The distinction everyone seems to be talking about here, without using the right terminology, is between descriptive grammar and prescriptive grammar. Basically, descriptive grammar aims to take utterances of speakers of the language and uncover the rules underlying those utterances, while prescriptive grammar aims to provide rules and guidelines for producing those utterances.
So, your student was completely right in observing how native speakers will use 'which'. From a descriptive grammar standpoint, it's not syntactically wrong. In fact, it's pretty much impossible for a speaker of a language to come up with a sentence that's syntactically wrong as long as it's understood by other speakers. From a prescriptive grammar standpoint, whether or not that's syntactically correct depends on which grammar rules you're subscribing to.
As for your hyphen issue, English is very resistant to word pairs becoming compound words. First the word pair needs to enter common usage, then the hyphen is introduced, and eventually, the hyphen is removed. This is in contrast to other languages which add compound words very easily.
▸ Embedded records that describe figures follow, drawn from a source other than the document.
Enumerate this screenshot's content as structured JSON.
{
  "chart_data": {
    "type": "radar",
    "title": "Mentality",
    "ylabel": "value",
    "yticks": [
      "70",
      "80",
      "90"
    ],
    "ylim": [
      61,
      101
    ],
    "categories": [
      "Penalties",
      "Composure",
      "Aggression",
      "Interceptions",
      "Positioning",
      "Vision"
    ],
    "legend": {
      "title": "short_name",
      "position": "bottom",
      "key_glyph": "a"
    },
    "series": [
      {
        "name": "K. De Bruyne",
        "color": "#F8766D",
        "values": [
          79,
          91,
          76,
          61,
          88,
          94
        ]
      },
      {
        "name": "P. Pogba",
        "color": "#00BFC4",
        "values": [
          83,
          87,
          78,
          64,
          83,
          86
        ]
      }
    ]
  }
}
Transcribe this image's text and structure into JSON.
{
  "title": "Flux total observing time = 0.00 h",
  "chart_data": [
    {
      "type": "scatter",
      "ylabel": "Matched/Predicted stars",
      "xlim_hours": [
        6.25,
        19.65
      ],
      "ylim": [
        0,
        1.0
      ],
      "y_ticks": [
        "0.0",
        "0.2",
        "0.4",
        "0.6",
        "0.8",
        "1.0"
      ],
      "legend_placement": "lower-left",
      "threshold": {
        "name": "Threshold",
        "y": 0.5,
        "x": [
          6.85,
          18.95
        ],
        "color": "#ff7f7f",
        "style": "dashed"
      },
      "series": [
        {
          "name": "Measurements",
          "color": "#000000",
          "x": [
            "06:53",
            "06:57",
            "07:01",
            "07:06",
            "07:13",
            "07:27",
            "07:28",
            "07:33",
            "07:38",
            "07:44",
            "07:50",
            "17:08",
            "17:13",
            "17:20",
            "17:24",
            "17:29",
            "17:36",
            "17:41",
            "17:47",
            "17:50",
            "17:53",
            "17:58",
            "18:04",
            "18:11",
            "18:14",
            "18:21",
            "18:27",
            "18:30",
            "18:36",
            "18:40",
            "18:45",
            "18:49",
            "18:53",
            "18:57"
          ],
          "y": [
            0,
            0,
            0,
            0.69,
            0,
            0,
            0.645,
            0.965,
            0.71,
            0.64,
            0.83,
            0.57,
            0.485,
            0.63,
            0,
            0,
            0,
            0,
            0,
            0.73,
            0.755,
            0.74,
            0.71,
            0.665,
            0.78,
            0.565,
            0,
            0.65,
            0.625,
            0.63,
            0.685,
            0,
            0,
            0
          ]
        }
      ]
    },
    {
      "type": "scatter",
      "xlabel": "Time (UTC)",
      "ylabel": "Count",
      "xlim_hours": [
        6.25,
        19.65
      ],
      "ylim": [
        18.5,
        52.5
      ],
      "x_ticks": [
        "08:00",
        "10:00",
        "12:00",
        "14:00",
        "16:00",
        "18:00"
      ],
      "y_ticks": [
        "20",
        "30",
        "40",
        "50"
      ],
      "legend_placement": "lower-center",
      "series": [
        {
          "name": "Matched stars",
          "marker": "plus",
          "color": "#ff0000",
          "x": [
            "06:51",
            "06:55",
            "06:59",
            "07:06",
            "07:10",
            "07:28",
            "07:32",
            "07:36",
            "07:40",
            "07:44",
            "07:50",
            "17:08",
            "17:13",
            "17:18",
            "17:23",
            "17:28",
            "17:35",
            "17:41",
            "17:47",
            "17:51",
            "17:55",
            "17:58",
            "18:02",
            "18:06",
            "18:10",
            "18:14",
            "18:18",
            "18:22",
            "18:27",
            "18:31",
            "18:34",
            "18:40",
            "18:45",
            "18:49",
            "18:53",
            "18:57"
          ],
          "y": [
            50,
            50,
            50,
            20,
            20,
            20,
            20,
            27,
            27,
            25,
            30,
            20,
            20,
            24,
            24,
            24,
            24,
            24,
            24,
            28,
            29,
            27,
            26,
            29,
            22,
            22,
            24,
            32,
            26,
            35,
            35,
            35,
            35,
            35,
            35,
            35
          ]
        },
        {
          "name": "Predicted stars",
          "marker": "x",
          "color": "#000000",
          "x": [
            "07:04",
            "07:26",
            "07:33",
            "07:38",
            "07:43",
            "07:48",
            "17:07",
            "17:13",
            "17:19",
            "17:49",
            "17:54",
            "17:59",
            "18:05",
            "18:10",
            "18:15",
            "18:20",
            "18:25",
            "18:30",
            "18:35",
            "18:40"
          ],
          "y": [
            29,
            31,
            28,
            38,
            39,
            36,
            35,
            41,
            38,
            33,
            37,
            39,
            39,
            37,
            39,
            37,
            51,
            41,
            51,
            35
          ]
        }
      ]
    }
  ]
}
If English was more like those languages, the whole thing would probably be a single word by now ('parttimejob'). 'part time' is currently in a period of transition between being a common word pair and being hyphenated, so there's a little bit of ambiguity right now. From a descriptive grammar standpoint, the writer should just use whatever comes naturally, and that will reflect how far that word pair is in becoming a compound word. From a prescriptive grammar standpoint, the writer should use whatever the grammar they're following dictates.
It seems you're teaching a prescriptive grammar for the purposes of helping them succeed in academia. Perhaps it might help if you explain the difference between descriptive and prescriptive grammar and explain why you're teaching the prescriptive grammar and why academic writing is the way it is. Not everything can be explained by written vs spoken language and by the explanation that written language needs to be more unambiguous. I mean, a written letter to your mom doesn't have nearly as many of the requirements of writing for an academic journal. While plenty of it is to reduce ambiguity, a lot of it really just is by convention. Some of that convention seems to be kind of pointless, and in terms of producing understandable writing today, it's totally unnecessary. But convention, itself, can be useful. It prevents written texts within a community from going through the constant changes fluctuations everyday speech goes through, and only lets in the major changes the language. In other words, it's more stable. When reading a paper from decades ago, you don't need to be familiar with all of the language trends from that time. No need to know what 'groovy' means or whatever other terms and phrases they were using back then that never caught on in the long run. Additionally, by having a standard, it makes your writing more accessible to speakers of a variety of dialects of English. It means everybody will need to learn how to conform to the standard, but the benefit is that they don't need to struggle to understand the writer's strange writing style every time they read a new paper - they only need to learn ONE variation of English. Speech patterns and spelling rules that are wide-spread enough and used consistently enough will eventually make it into the standard. These properties are really important in academia, so that's why they use their writing conventions.